I love playing board games. I figured that if I started my kids on games when they were young that before they hit middle school, they’d give me some stiff competition. The plan worked. We simplified some games so even the youngest could play. As they got older, we got a lot of game playing in.
What are the regular ol’ board games that are so educational? First, many games come with some strategy involved. It’s a good thing to learn. Specifically, Monolopoly uses money math. Yahtzee uses addition and multiplication. Scrabble is a word game. Trivial Pursuit is reading. Rummy Cube is addition. There are many more everyday games that teach educational skills. We also have SET (visual perception), Chronology (history), Settlers of Catan (the fastest Catan game we ever played was won by one of the kids within 10 minutes. By the way, I try to win), Scrambled States (US geography), 10 Days In Europe (and In The United States, Africa, Asia, the Americas; geography). I don’t know how many of these games are easily accessible. 10 Days In are now hard to get a hold of and are extremely expensive but look for other exciting, new games out there. There are other games that are meant to be educational that are still fun. We used to have The Whale Game, Star Hop and Space Hop. Time for you to be on the lookout for games that your family will enjoy.
Perhaps your budget like ours is limited. We bought games over the years, not all at once, and many times at secondhand stores. I usually drop by a secondhand store at least a couple of times a month. Oh, I forgot to mention that my children are grown now and I teach enrichment classes for homeschoolers. That’s why I look for games so frequently... well, one of the reasons. I find such a treasure trove of old games and even new games.

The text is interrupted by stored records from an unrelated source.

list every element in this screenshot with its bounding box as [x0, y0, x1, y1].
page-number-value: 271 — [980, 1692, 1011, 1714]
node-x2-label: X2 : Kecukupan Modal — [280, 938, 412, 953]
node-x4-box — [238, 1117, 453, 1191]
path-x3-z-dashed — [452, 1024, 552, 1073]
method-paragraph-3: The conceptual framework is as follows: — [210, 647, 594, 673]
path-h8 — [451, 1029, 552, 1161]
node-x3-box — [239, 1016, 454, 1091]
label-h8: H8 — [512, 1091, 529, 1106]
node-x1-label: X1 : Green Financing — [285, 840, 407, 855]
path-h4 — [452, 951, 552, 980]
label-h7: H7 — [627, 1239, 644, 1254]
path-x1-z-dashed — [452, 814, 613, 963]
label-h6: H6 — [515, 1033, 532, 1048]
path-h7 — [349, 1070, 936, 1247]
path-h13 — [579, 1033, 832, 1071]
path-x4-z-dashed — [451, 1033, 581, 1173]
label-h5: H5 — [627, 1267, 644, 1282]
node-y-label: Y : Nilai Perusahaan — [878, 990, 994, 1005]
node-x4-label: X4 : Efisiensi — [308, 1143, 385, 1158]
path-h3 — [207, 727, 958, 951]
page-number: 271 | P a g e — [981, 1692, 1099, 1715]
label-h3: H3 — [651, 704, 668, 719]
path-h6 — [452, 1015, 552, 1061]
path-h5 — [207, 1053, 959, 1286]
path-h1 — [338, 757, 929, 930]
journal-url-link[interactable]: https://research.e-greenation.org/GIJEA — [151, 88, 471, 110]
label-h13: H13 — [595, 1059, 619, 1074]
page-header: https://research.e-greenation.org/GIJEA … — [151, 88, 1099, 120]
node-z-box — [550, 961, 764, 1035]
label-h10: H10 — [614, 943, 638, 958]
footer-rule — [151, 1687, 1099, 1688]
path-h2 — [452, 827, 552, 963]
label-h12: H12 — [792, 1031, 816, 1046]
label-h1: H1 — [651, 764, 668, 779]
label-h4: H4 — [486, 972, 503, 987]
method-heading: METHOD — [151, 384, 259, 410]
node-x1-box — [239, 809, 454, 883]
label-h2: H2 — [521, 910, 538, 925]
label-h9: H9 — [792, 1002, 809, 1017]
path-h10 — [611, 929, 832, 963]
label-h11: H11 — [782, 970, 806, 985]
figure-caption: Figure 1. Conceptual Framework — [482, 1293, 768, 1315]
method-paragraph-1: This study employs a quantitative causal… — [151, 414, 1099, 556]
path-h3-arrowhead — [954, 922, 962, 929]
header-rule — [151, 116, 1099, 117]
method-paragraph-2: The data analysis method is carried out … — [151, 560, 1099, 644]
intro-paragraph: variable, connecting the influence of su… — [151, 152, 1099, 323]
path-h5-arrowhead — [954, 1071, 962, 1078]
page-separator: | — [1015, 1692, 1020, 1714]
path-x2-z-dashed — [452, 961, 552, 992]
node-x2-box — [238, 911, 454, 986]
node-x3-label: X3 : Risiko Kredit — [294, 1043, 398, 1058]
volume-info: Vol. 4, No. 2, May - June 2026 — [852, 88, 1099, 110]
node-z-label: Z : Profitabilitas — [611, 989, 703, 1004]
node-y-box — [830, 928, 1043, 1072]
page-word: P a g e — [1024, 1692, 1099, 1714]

My personal favorite game publishers are Gamewright and Play Monster. Some of the games are spendy but some are at secondhand stores, too. (And I so want to list all of my favorites here but your family can decide on your own favorites.)
If you have a pack of cards and some dice, there are also learning games to play with those--memory, Go Fish in a different language, etc. Different card games tend to be less expensive than board games. I sometimes make up my own games with dice, depending on what class I’m teaching. For example, I sometimes teach French so if a child rolls a 1, then they have to count to 10 in French; if a 2, they have to say a greeting; etc. to 6. I’ve used the dice game idea for covering things like exercise (“roll a 1, and we have to dance”) to theater games (“roll a 2, act out a nursery rhyme”).
Pen and paper games can be looked up in books or online. Too numerous to mention here. Although...there’s one that I learned in my math class in 7th grade. It’s called Bulls and Creots. The rules can be downloaded below.
When my kids were little and we had to drive somewhere, I made up “Add an Adjective.” Someone started with a noun (“The car”). The next person added an adjective--“the old car.” The third person added an adjective while keeping the one before--“the blue, old car.” The game continued around the car and would end if someone forgot one of the adjectives. New round with a new noun.
Another one I would play with the kids was The Nursery Rhyme song/game. One of my children would read and memorize nursery rhymes just to win. It was great fun. To play, everyone sings an ABC song (not the one we usually sing; the tune is here) then Player 1 in the same tune sings a nursery rhyme. Everyone sings the ABC song again, then Player 2 sings a nursery rhyme. And so it goes for the rest of the game, each player taking turns. If the player whose turn it is doesn’t come right in singing or repeats a nursery rhyme that’s already been sung, that player is out. We would sing the song faster than the tune linked; makes the game harder.
There are cool online games and apps for different subjects. Do a search. I actually found one that I had when my kids were young (Zoombinis, love the logic games)
Games--fun, educational, even created by you. Oo, or your children could make up a game. We’re talking design, strategy planning, concept development, testing, re-design... did you know a child made up a game called Taco vs. Burrito? There are game-making kits you can buy or just use paper, cardboard, scissors, markers, and whatever you have at home to begin with. Be sure to link to my blog when your child creates the next award-winning game!